Un Gabbiano che ha bisogno di aiuto

12 dicembre 2017 di fabio pizzul

Dal 1983 un Gabbiano vola in Valtellina. In oltre 30 la comunità ha offerto accoglienza a persone in difficoltà, diventando un vero punto di riferimento per l’impegno sociale in valle. Dal 1996 la comunità “abitava” presso il santuario di Tirano, dove ha trovato un compagno di viaggio d’eccezione come padre Camillo De Piaz. Lo stabile in cui operava è stato poi destinato a un progetto di accoglienza turistica e, dalla scorsa primavera, il Gabbiano si è lanciato in una nuova avventura, acquistando il vecchio carcere mandamentale di Tirano per farne la nuova sede di alcune sua comunità e servizi.

Ottavia: terra e libertà

Ora ha bisogno del sostegno di chi può dare una mano.

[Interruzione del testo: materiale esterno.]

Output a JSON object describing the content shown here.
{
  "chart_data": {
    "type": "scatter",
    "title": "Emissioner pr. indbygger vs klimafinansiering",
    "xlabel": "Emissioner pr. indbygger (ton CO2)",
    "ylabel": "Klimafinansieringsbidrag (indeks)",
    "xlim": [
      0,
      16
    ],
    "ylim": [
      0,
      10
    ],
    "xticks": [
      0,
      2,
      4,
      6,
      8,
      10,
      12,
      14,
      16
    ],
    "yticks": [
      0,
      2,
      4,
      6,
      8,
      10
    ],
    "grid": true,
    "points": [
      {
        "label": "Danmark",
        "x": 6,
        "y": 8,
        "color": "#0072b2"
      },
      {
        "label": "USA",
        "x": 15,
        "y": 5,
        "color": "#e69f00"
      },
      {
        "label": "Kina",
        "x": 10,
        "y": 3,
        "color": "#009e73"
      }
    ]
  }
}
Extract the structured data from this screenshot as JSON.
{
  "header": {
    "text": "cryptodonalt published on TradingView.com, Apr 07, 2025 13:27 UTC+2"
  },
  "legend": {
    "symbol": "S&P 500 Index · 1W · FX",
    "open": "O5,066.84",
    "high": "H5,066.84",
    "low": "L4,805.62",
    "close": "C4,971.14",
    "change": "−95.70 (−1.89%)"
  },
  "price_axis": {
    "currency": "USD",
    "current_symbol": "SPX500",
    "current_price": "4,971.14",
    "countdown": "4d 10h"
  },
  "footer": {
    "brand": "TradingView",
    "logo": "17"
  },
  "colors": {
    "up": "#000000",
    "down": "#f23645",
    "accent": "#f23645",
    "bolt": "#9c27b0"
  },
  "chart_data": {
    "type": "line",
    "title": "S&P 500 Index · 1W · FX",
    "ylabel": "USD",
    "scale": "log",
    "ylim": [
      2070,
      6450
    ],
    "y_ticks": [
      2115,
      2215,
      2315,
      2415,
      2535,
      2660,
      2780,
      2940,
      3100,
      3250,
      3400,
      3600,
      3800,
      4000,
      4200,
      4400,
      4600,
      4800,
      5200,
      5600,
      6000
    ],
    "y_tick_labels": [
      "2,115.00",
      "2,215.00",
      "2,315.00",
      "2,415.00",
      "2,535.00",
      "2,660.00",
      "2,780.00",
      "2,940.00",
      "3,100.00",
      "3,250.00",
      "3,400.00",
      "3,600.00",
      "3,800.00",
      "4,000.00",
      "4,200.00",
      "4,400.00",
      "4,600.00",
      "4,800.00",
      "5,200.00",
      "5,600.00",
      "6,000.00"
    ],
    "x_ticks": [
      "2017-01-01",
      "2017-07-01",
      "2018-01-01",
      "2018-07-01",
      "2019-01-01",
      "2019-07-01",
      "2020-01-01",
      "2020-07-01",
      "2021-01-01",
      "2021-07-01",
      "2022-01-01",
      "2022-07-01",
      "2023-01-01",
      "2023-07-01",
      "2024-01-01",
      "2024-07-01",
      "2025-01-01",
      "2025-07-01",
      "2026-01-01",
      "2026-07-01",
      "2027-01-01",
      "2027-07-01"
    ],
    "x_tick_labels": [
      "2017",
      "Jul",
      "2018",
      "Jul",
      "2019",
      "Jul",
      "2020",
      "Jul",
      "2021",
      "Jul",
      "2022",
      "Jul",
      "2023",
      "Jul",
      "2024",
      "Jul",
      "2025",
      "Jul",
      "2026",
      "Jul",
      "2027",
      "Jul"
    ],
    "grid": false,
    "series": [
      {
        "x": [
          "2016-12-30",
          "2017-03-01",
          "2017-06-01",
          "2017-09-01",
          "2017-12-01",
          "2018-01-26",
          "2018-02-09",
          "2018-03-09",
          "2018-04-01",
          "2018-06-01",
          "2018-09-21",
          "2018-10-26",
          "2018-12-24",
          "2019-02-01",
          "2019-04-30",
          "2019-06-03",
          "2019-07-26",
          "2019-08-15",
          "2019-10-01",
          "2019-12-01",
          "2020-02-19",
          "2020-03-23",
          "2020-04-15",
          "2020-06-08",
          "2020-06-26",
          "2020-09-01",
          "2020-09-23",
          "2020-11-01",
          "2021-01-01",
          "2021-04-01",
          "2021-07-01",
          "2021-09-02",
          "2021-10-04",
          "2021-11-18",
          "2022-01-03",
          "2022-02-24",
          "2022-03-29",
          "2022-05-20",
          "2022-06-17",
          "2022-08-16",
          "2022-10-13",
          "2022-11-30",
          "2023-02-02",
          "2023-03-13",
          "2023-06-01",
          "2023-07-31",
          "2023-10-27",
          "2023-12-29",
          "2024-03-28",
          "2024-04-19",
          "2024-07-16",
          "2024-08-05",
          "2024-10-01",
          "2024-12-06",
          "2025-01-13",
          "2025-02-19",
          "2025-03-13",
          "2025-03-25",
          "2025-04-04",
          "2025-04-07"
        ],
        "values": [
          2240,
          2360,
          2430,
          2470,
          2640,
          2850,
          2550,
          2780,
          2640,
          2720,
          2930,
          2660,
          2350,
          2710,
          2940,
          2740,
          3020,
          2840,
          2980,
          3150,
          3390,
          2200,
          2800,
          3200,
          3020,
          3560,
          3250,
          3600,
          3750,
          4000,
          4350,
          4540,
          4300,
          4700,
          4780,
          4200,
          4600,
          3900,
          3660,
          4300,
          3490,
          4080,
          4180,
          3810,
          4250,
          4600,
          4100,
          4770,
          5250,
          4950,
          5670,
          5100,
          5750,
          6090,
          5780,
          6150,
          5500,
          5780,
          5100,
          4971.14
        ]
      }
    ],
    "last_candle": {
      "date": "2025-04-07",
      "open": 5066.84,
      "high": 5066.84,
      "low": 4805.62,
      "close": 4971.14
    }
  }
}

Come potete leggere dalla lettera che allego, lo sforzo finanziario per il nuovo progetto è stato imponente e le forze della comunità non sembrano sufficienti per sostenerlo fino in fondo. Il più è stato fatto, ma il traguardo non è così vicino, anche perché le realtà bancarie territoriali (che hanno sempre garantito in Valtellina un forte sostegno a progetti di questo genere), come avrete letto, non attraversano un periodo particolarmente brillante.
In un periodo in cui tanti chiedono un sostegno, mi permetto di segnalare alla vostra attenzione anche questa realtà che, come potrete leggere nell’allegato, ha sempre rappresentato una frontiera avanzata in un territorio che ha molte sofferenze nascoste e non sempre può contare su servizi e presidi che in altre zone della regione diamo per scontati.